Por Carlos Del Frade

(APe).- La primera semana del juicio a Los Monos dejó como resultado un conjunto de palabras y conceptos que van desde “rentabilizar la violencia” al “desprecio por la vida”, pasando por “pactos políticos”, “chivos expiatorios” y cercanías con Colombia.
Pero hay cinco ausencias significativas que, para ser gráficos, pueden reducirse a tres palabras que empiezan con la letra D: dinero, dolor y discurso institucional. Y dos elementos más: la justicia federal rosarina y el miedo.

Porque la historia, la evolución de la banda de Los Monos es también parte de la historia política, social y económica de Rosario, Santa Fe y Argentina.

No hay discurso institucional que explique el origen y crecimiento de la organización. Algo aparece en la causa madre, la 913 del año 2012, pero está lejos de constituirse en un relato homogéneo que sea el asumido por autoridades políticas, legislativas, judiciales y empresariales.

Tampoco aparecieron las voces del dolor, consecuencia de aquel “desprecio por la vida” del que hablaron los fiscales en la audiencia inaugural del pasado martes 21 de noviembre de 2017.

¿Estarán las voces de las familias destrozadas en los últimos diez o quince años?.
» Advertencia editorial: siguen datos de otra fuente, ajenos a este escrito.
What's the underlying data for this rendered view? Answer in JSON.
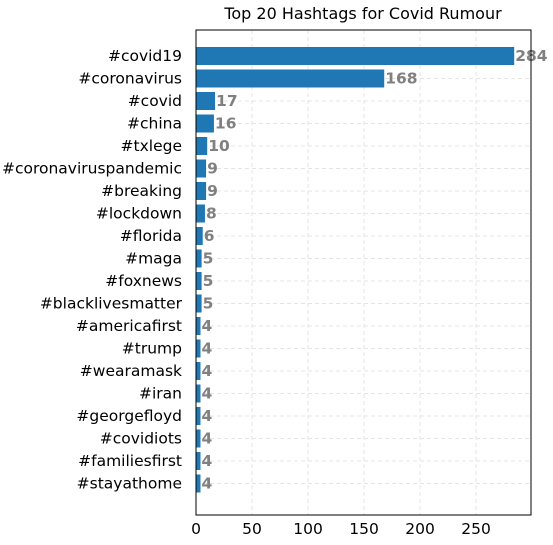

Y el principal elemento que no surge con claridad es el dinero. El corazón del capitalismo, el porqué de la violencia y el narcotráfico.
Quizás esta última década y media en Rosario, Santa Fe y la Argentina merezca una crónica de las formas de acumulación de dinero. Un relato que marque y señale a los principales beneficiados. Hace falta una construcción paralela a lo que surge de las audiencias del juicio a Los Monos porque, si no, se corre el riesgo de no explicar ninguno de los elementos nombrados en esa primera semana del proceso.

El cuarto elemento, pesado, ajeno, olvidado, es el triste rol de la justicia federal rosarina.
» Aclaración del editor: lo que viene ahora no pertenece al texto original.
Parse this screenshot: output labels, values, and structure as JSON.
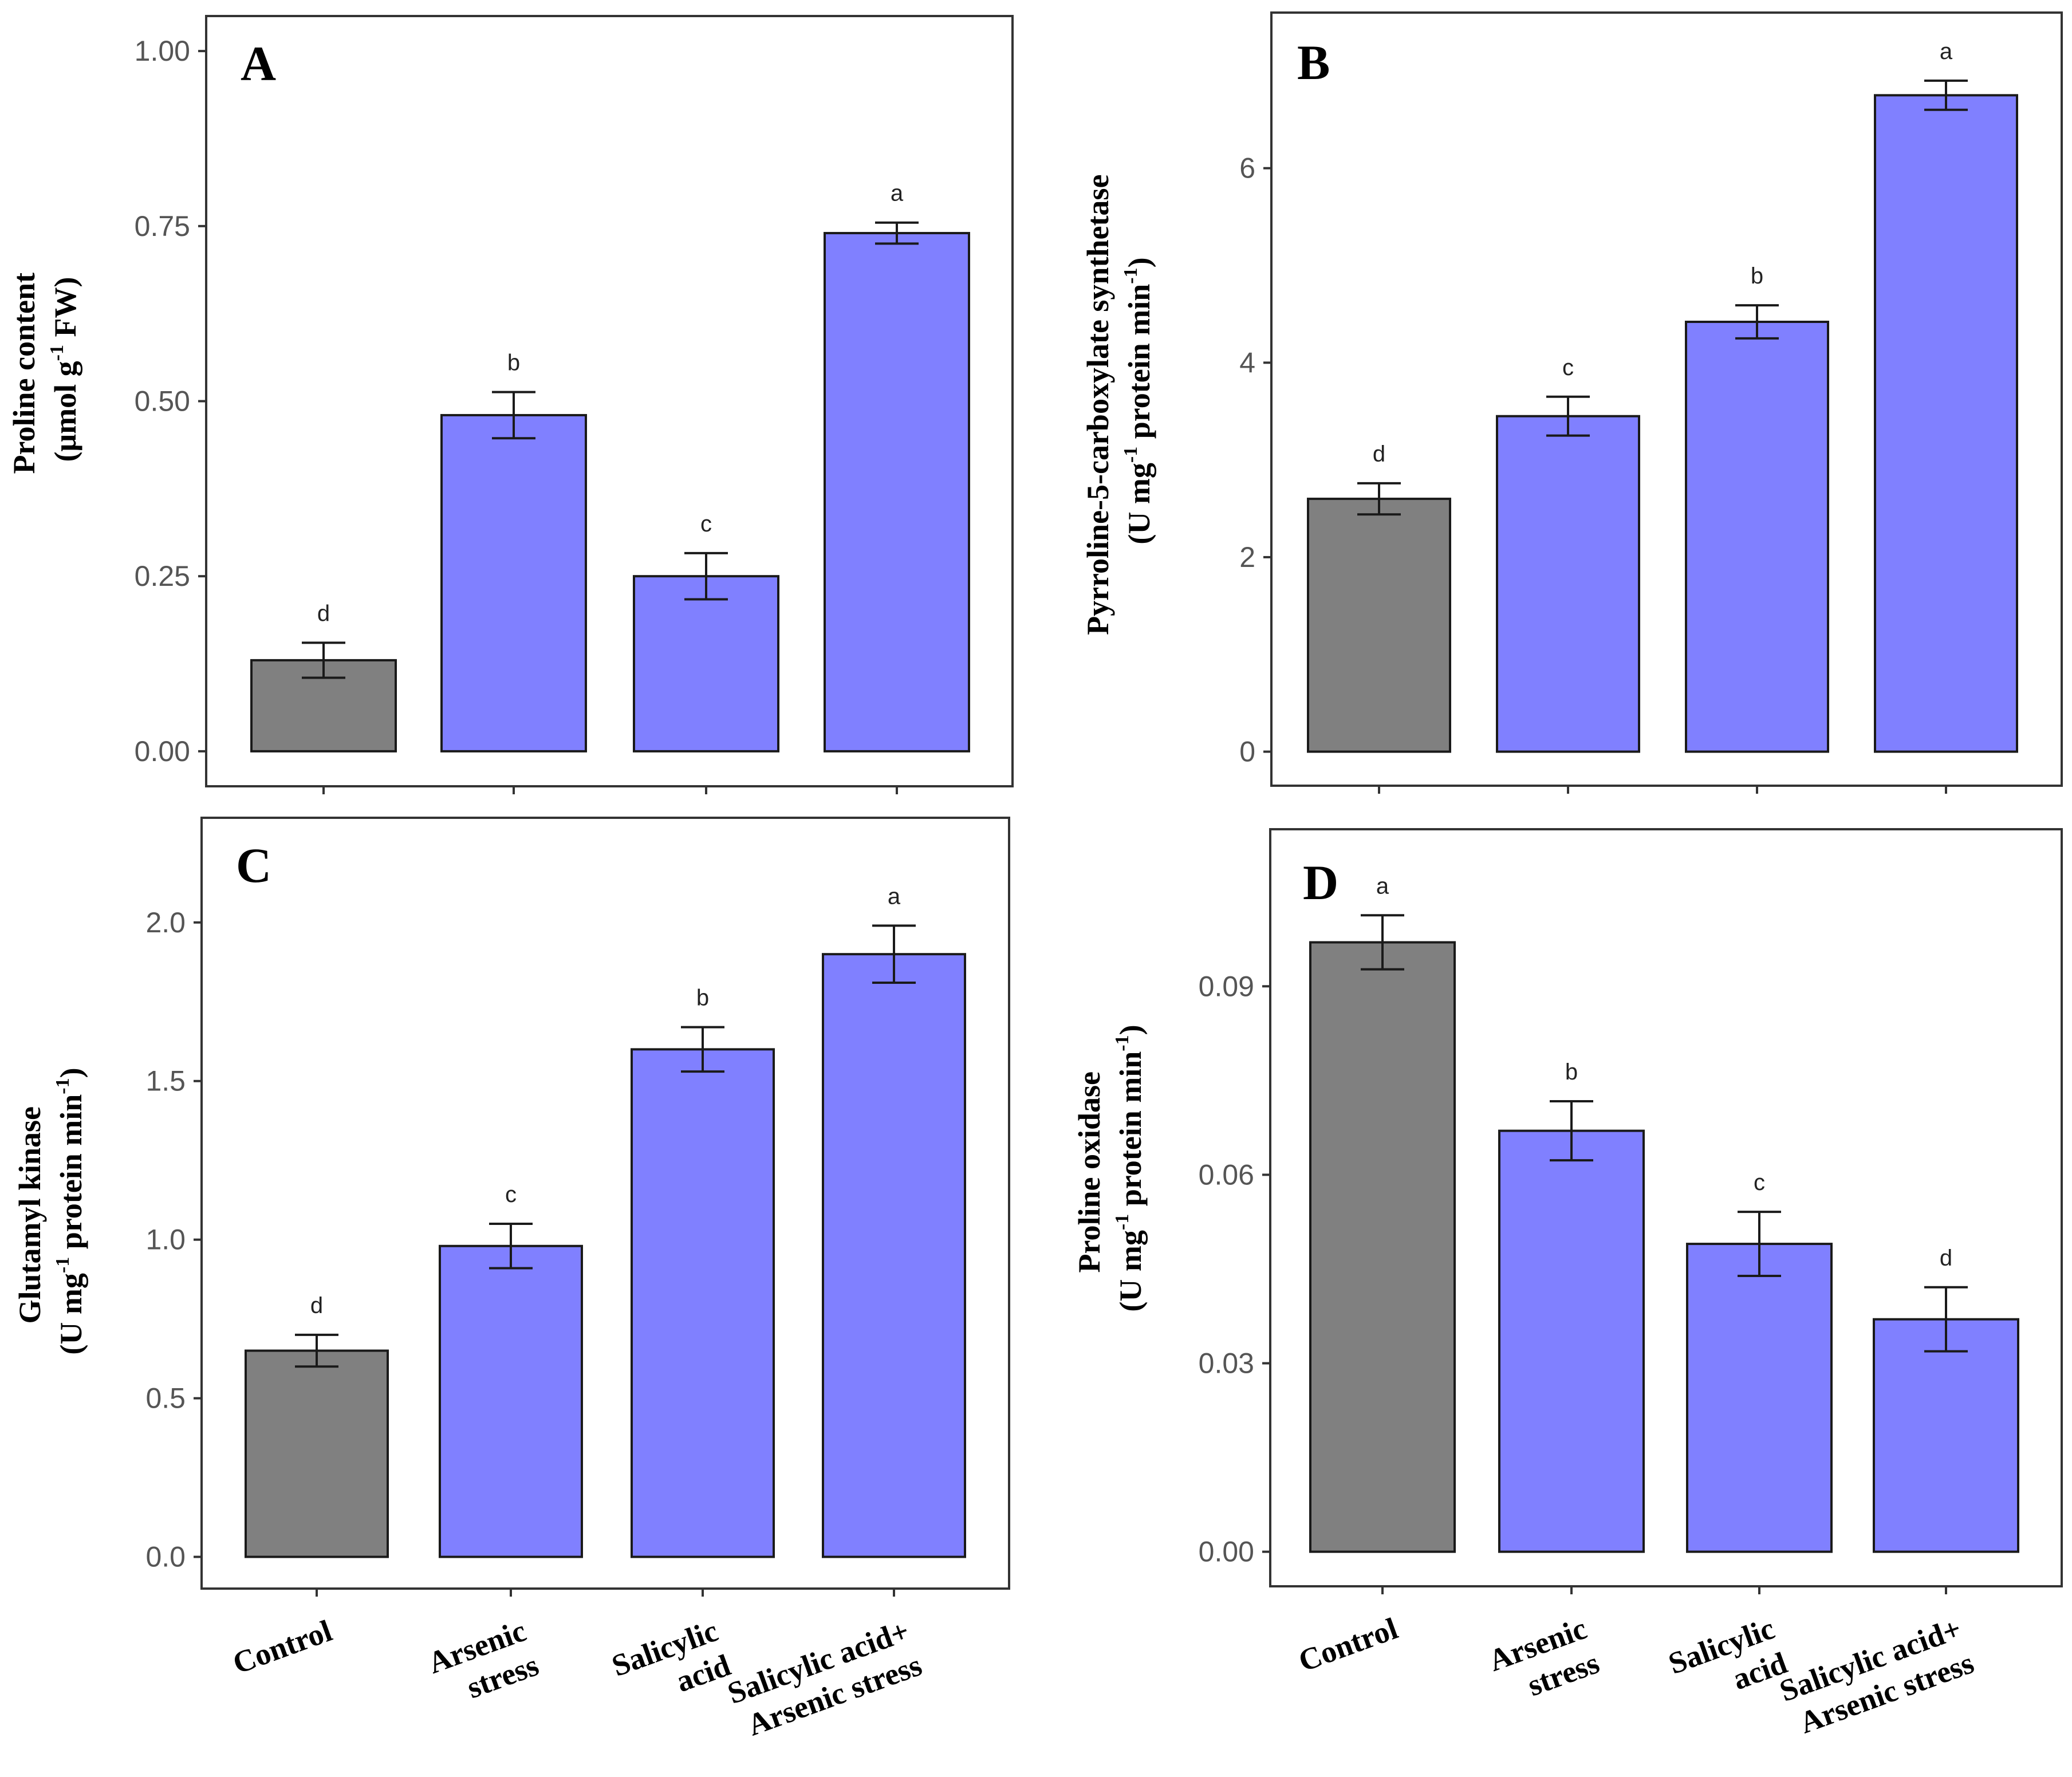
{
  "colors": {
    "control": "#808080",
    "treatment": "#8080ff"
  },
  "chart_data": [
    {
      "type": "bar",
      "panel": "A",
      "categories": [
        "Control",
        "Arsenic stress",
        "Salicylic acid",
        "Salicylic acid+ Arsenic stress"
      ],
      "values": [
        0.13,
        0.48,
        0.25,
        0.74
      ],
      "errors": [
        0.025,
        0.033,
        0.033,
        0.015
      ],
      "significance": [
        "d",
        "b",
        "c",
        "a"
      ],
      "ylabel": [
        "Proline content",
        "(μmol g",
        "-1",
        " FW)"
      ],
      "ylim": [
        -0.05,
        1.05
      ],
      "yticks": [
        0.0,
        0.25,
        0.5,
        0.75,
        1.0
      ],
      "yticklabels": [
        "0.00",
        "0.25",
        "0.50",
        "0.75",
        "1.00"
      ]
    },
    {
      "type": "bar",
      "panel": "B",
      "categories": [
        "Control",
        "Arsenic stress",
        "Salicylic acid",
        "Salicylic acid+ Arsenic stress"
      ],
      "values": [
        2.6,
        3.45,
        4.42,
        6.75
      ],
      "errors": [
        0.16,
        0.2,
        0.17,
        0.15
      ],
      "significance": [
        "d",
        "c",
        "b",
        "a"
      ],
      "ylabel": [
        "Pyrroline-5-carboxylate synthetase",
        "(U mg",
        "-1",
        " protein min",
        "-1",
        ")"
      ],
      "ylim": [
        -0.35,
        7.6
      ],
      "yticks": [
        0,
        2,
        4,
        6
      ],
      "yticklabels": [
        "0",
        "2",
        "4",
        "6"
      ]
    },
    {
      "type": "bar",
      "panel": "C",
      "categories": [
        "Control",
        "Arsenic stress",
        "Salicylic acid",
        "Salicylic acid+ Arsenic stress"
      ],
      "values": [
        0.65,
        0.98,
        1.6,
        1.9
      ],
      "errors": [
        0.05,
        0.07,
        0.07,
        0.09
      ],
      "significance": [
        "d",
        "c",
        "b",
        "a"
      ],
      "ylabel": [
        "Glutamyl kinase",
        "(U mg",
        "-1",
        " protein min",
        "-1",
        ")"
      ],
      "ylim": [
        -0.1,
        2.33
      ],
      "yticks": [
        0.0,
        0.5,
        1.0,
        1.5,
        2.0
      ],
      "yticklabels": [
        "0.0",
        "0.5",
        "1.0",
        "1.5",
        "2.0"
      ],
      "xtick_labels": [
        [
          "Control"
        ],
        [
          "Arsenic",
          "stress"
        ],
        [
          "Salicylic",
          "acid"
        ],
        [
          "Salicylic acid+",
          "Arsenic stress"
        ]
      ]
    },
    {
      "type": "bar",
      "panel": "D",
      "categories": [
        "Control",
        "Arsenic stress",
        "Salicylic acid",
        "Salicylic acid+ Arsenic stress"
      ],
      "values": [
        0.097,
        0.067,
        0.049,
        0.037
      ],
      "errors": [
        0.0043,
        0.0047,
        0.0051,
        0.0051
      ],
      "significance": [
        "a",
        "b",
        "c",
        "d"
      ],
      "ylabel": [
        "Proline oxidase",
        "(U mg",
        "-1",
        " protein min",
        "-1",
        ")"
      ],
      "ylim": [
        -0.0055,
        0.115
      ],
      "yticks": [
        0.0,
        0.03,
        0.06,
        0.09
      ],
      "yticklabels": [
        "0.00",
        "0.03",
        "0.06",
        "0.09"
      ],
      "xtick_labels": [
        [
          "Control"
        ],
        [
          "Arsenic",
          "stress"
        ],
        [
          "Salicylic",
          "acid"
        ],
        [
          "Salicylic acid+",
          "Arsenic stress"
        ]
      ]
    }
  ]
}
El narcotráfico, hasta ahora, sigue siendo un delito federal pero la principal organización dedicada al narcotráfico no fue nunca llamada a declarar ante los tribunales federales de la ex ciudad obrera.

Con pocas menciones a los protagonistas del dolor, con escasas referencias a una explicación institucional, con casi ninguna alusión al circuito del dinero y el silencio absoluto de la justicia federal, la primera semana del juicio a Los Monos ratificó que se juzga a algo que va mucho más allá de los 25 acusados.
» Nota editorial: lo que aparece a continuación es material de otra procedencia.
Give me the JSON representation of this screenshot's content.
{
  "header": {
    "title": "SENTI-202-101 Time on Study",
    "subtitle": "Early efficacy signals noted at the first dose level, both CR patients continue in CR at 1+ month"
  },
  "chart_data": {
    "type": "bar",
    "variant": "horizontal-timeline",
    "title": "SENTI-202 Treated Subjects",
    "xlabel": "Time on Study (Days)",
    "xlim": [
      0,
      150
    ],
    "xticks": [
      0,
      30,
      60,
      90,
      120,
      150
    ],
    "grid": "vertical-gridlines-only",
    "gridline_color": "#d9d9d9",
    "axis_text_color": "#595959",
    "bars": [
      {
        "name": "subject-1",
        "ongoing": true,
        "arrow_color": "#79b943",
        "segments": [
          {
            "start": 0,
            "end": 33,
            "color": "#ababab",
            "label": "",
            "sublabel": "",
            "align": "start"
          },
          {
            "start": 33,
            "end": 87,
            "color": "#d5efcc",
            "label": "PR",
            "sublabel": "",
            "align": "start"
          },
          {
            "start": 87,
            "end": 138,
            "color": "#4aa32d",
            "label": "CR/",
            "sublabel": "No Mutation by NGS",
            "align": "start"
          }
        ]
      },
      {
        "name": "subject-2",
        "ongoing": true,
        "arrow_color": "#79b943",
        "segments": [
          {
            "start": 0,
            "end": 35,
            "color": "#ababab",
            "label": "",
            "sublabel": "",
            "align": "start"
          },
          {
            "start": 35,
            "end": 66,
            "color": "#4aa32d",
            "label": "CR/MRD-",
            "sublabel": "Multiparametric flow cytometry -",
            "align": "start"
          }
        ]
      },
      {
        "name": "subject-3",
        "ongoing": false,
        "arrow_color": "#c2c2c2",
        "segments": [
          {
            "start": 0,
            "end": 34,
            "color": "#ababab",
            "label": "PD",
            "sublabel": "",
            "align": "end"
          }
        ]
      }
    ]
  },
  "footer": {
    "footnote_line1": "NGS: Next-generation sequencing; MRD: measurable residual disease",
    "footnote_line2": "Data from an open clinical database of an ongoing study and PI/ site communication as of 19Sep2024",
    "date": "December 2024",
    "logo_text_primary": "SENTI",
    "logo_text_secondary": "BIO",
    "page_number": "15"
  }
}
Se está juzgando, por ahora en ausencia, a las formas que adquirió el capitalismo en los últimos quince años en Rosario, Santa Fe y la Argentina.

Y queda flotando una pregunta atronadora que quizás alguna vez se responda, ¿de qué se ríen los principales integrantes de la banda que ya saben que los quieren condenar hasta con 41 años de cárcel?.

¿Se reirán por los palabras pronunciadas o tal vez por estas ausencias pesadas y significativas?.

O quizás se rían del miedo que todavía infunden en distintos sectores de esas mismas instituciones que no pudieron construir un relato que explique la historia de la última década y media.

El miedo es el quinto elemento presente, dentro y fuera del tribunal, palpable y concreto mientras se desarrollan las audiencias.
En la primera semana del juicio a Los Monos, el factor del miedo está robusto aunque no se lo mencione.

Las cinco ausencias durante estos primeros días de proceso judicial marcan la verdadera estatura de la banda. Una dimensión que no podrá explicarse en profundidad si solamente se la juzga por cinco de los asesinatos cometidos.

Lo pesado de Los Monos, en definitiva, es lo pesado de la evolución de la ciudad de Rosario, de la provincia de Santa Fe y la República Argentina en estos tiempos del tercer milenio.

Fuente: Entrevistas realizadas por el autor de esta nota a diversos actores institucionales de Rosario y la provincia de Santa Fe entre el 21 y el 26 de noviembre de 2017.